Grub’s marathon innings reaches the 500 mark

Graham Harvey has poured himself into the Churchill Cricket Club over the last 38 years, but it was the club’s turn to return the favour last weekend when the much-loved stalwart played his 500th game.

Affectionately known as ‘Grub’, the 54-year-old’s astonishing achievement was recognised with a celebratory breakfast on Saturday at the Churchill clubrooms with about 50 people in attendance.

Churchill secretary Wayne Reynolds described Harvey as the linchpin of the club and “the sort of guy who would do anything for you”.

“Grub is always looking for ways to help out … he doesn’t toot his own horn and he always drives what’s best for the club without making a big deal of it … he’s amazing,” Reynolds said.

“There are not too many people who have been around the league who don’t know Grub … he has many good friends throughout the association.”

So far-reaching is Harvey’s popularity that several players from rival clubs in the Traralgon and District Cricket Association attended the celebration breakfast to acknowledge the milestone.

“It just shows how well-respected he is within the league,” Reynolds said.

“By the end of the celebrations he was sick of being the centre of attention … we went on to form a guard of honour for him before the game but he just wanted to get on with it.”

Harvey, who has been at the club for 38 years, labelled the entire day “too much of a fuss” and was characteristically humble in the wake of the his astounding achievement.

“I told the club I really appreciate everything they did for me and it was just a really good experience, but it’s not my club, it belongs to the entire Churchill township,” he said.

“I just love everyone at Churchill, from the original people who started the club in 1972, I feel its my duty… they got the club running and going, and they need someone to finish it.”

Harvey has worn many hats during his time as a Churchill devotee and has been a mainstay at the club since its inception.

He served as club president for 11 years, spent 17 years as vice president of the TDCA, was the driving force behind the construction of the Churchill social rooms and training nets and even witnessed the club’s first ever game in the season of 1973/74.

“I remember going out to watch the first game at Gaskin Park on oval two … they played Newborough and didn’t make very many runs,” Harvey said.

“Since then the club has gone from having one senior team to having three really competitive teams … we’ve got our own social rooms that we raised money for ourselves.”
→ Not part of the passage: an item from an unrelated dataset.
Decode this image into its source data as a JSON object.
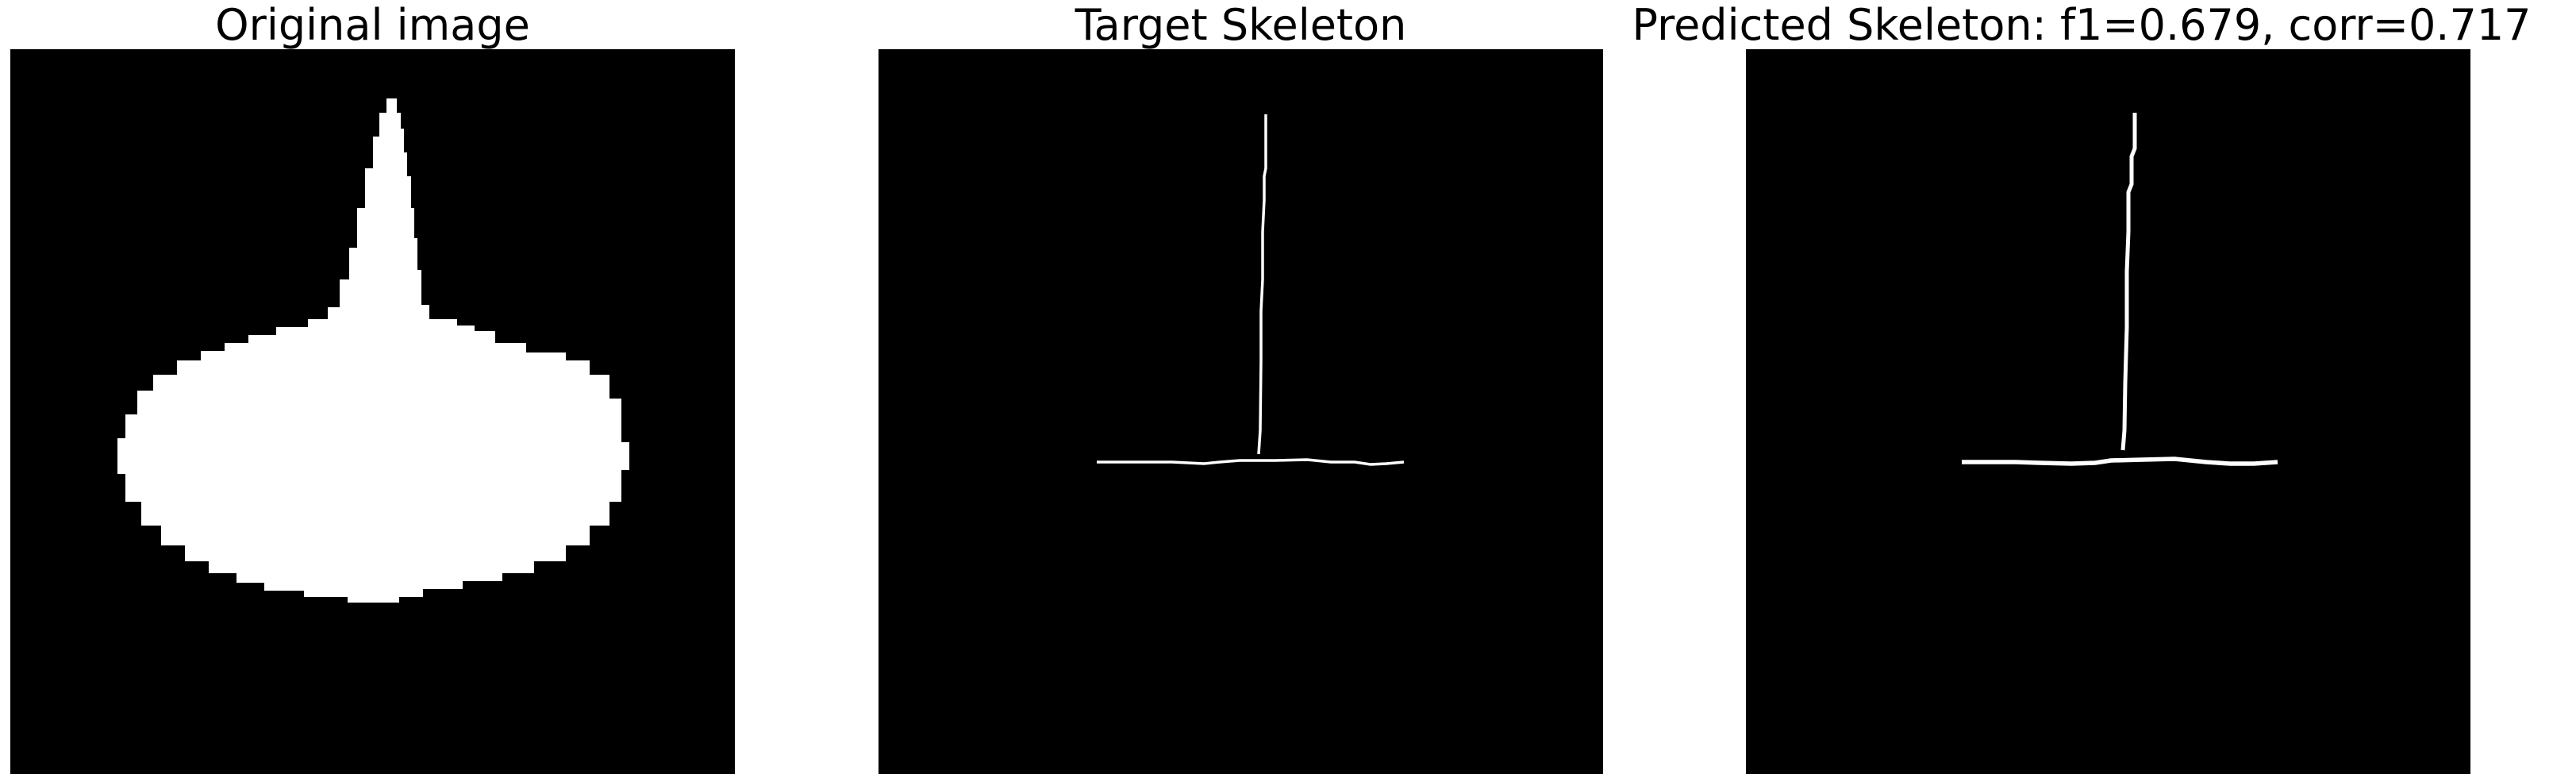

The social rooms, which were constructed in 2000, are the proud product of years of groundwork from Harvey and were named in his honour.

“I remember saying to the president before me ‘build us a social room and I’ll look after it for the rest of my life’,” he said.

“I probably wear too many hats and interfere sometimes but I just love to be involved.”

Harvey played his first A grade game for the club in 1979 and was part of the 1993/94 premiership side.

The year 1994 was extra special as it marked the birth of his twin sons.

“I was going to have a year off and help my wife with the kids, but she did such a good job that she didn’t need me,” he said.

“The A grade side needed a wicketkeeper so I put my hand up and just didn’t leave.”

Son Ryan, now 24, is keeping it in the family and is president of Churchill and plays in the club’s A grade side.

With enormous shoes to fill, Ryan is well on the way to taking over the mantle at Churchill.

“The boys were born into the club, they’ve been bought up to take over,” Harvey said.

The veteran has more than earned his keep on the pitch, not missing a season since 1979.

“Grub is a really reliable player, he keeps producing and he’s always thereabouts at the end of the year for the bowling and batting awards,” Reynolds said.

“More than that, his biggest legacy is his tireless work and humility … he’s just one of those people that simply makes the club better.”